Once Upon a Time…, Sony’s bet on Tarantino, had its world premiere at the Cannes Film Festival on May 2 and was released theatrically in the United States on July 26. It exceeded box office expectations with its $41 million domestic debut. “It signals that audiences are still interested in original content with a compelling hook,” writes Rebecca Rubin in Variety.
While Tarantino tends to refract his stories through his various pop-cultural obsessions, whether kung fu movies or Leonard novels, but the fact that Once Upon a Time is set in the actual Hollywood Hills and revolves around the actual moviemaking process, makes it an extremely “melancholy hangout film, an elegy for a bygone era that reflects on how all art eventually loses its edge,” writes David Sims of The Atlantic.
From Reservoir Dogs to Once Upon a Time…, in his celebration of cinema, his subversion of history, his compulsion for homage and pastiche, Tarantino is like a crazy diamond who is leaving a trail of light behind, film after film. His big goal, it seems, is to discover the secrets of the intersections, and interactions, between life and cinema. The geography of his mind is fluid and constantly evolving, taking several forms as it navigates the currents of crime and revenge across eras. Tarantino has, for long, been seen as “a film geek, a fanboy, a fanatic cinephile with an encyclopedic command of archaic styles and genres,” A O Scott writes in The New York Times. “After Once Upon a Time…, he deserves a loftier, possibly more contentious label. It’s the expression of a sensibility that is profoundly and passionately conservative,” adds Scott.
Once Upon a Time is Tarantino’s ninth and supposedly penultimate film. If Tarantino, 56, doesn’t, after all, make his 11th film, his body of work will forever stand in the hallowed history of Hollywood as 10 commandments for anyone enchanted by cinema, offering lessons in the art and craft of making films rooted in a gamut of gritty realities and popular culture, films that rapturously blur the line between fact and fiction.

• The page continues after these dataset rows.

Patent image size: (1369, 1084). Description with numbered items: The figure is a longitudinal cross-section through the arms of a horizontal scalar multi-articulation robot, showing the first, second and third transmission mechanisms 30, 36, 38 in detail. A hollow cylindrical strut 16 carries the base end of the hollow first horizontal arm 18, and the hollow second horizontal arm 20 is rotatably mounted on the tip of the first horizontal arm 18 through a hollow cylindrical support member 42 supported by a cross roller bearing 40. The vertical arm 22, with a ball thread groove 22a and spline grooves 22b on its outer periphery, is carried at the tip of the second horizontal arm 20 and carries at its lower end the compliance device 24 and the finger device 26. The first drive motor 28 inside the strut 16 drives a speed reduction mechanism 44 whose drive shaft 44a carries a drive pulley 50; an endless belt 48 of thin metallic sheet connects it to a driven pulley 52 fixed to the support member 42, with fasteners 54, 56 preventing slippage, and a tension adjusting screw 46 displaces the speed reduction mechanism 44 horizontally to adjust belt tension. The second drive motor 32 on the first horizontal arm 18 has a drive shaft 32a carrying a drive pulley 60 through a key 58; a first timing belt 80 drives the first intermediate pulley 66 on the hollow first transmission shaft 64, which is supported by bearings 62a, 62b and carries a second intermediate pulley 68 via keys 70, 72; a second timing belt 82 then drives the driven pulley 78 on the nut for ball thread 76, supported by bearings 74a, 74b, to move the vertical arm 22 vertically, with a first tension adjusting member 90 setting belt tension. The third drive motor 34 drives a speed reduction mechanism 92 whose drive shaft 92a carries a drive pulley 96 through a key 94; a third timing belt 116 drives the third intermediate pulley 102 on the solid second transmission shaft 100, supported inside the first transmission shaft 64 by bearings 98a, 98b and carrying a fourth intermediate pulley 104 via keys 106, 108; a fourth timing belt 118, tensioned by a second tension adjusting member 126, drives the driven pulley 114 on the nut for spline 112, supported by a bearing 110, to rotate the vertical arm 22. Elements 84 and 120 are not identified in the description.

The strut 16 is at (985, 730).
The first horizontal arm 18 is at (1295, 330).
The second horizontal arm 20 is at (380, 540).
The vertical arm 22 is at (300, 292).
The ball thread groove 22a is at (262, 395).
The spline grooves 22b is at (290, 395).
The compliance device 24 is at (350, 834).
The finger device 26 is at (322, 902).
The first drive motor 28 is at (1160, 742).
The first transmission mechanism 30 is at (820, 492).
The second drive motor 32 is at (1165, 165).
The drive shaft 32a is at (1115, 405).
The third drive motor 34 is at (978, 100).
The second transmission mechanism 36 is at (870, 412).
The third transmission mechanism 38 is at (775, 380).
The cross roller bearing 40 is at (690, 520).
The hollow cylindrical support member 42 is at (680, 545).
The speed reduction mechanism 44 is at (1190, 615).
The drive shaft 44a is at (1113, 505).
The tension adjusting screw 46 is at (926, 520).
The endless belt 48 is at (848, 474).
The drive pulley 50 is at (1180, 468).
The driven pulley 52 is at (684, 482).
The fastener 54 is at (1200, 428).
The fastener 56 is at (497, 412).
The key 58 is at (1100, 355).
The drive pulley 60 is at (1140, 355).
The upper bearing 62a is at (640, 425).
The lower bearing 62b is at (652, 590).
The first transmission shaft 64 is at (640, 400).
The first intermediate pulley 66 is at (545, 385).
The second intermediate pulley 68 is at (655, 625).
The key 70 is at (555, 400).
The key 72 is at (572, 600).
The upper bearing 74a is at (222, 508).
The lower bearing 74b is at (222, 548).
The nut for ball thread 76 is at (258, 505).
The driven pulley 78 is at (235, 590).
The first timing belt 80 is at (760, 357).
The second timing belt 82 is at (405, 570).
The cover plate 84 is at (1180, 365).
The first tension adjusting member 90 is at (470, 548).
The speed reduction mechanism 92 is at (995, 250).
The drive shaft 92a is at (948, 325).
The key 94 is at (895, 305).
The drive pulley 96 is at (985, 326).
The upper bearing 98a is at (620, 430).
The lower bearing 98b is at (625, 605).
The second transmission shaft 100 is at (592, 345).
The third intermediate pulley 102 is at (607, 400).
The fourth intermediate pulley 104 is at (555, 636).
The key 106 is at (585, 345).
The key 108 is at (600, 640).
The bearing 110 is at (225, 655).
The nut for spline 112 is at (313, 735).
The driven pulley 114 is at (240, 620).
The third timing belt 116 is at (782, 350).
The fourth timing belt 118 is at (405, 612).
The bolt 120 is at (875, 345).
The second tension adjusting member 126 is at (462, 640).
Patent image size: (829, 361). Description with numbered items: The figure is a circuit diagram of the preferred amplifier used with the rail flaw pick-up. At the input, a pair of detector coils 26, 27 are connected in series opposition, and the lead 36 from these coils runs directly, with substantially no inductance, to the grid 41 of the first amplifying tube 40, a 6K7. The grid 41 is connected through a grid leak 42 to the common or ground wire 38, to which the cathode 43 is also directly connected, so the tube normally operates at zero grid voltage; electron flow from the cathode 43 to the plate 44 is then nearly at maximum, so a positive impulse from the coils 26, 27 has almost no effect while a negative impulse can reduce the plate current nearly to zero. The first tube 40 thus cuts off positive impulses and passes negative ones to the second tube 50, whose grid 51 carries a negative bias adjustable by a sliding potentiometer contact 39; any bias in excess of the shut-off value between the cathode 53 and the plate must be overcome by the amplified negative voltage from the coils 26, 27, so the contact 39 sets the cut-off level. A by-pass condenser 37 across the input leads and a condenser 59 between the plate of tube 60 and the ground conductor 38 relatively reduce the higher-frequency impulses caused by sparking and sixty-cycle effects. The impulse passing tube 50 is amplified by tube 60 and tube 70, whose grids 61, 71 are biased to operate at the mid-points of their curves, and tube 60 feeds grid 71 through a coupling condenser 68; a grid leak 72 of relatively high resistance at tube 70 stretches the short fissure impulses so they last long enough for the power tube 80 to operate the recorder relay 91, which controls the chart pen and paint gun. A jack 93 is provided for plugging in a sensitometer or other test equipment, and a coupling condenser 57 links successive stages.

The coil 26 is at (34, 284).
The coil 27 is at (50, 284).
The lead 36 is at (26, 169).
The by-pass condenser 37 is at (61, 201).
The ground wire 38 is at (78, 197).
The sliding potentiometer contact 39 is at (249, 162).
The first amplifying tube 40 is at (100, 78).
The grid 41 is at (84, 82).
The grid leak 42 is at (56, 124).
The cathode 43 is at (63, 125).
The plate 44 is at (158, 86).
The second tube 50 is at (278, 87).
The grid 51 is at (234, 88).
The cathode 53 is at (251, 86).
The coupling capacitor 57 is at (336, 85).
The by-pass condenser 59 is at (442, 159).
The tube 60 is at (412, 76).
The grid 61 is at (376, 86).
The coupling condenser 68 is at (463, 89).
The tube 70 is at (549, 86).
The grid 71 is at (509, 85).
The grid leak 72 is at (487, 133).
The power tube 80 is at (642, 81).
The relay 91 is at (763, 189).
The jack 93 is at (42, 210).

In our violent times, rife with the realities straight out of dystopia, Tarantino’s films invite us to take a closer look at ourselves and see what we do, and keep doing, to each other as members of a community, race, or as citizens. In his films, he reverses the tormentor-victor relationship and gives power to the unempowered, offering them an opportunity to set things right, albeit only on the silver screen. Tarantino’s proclivity to be seen to be on the side of the oppressed, the alienated, and the wronged makes him something of a seer, a saint, who is governed by his faith in the kind of films he has made so far — uninhibitedly and unapologetically.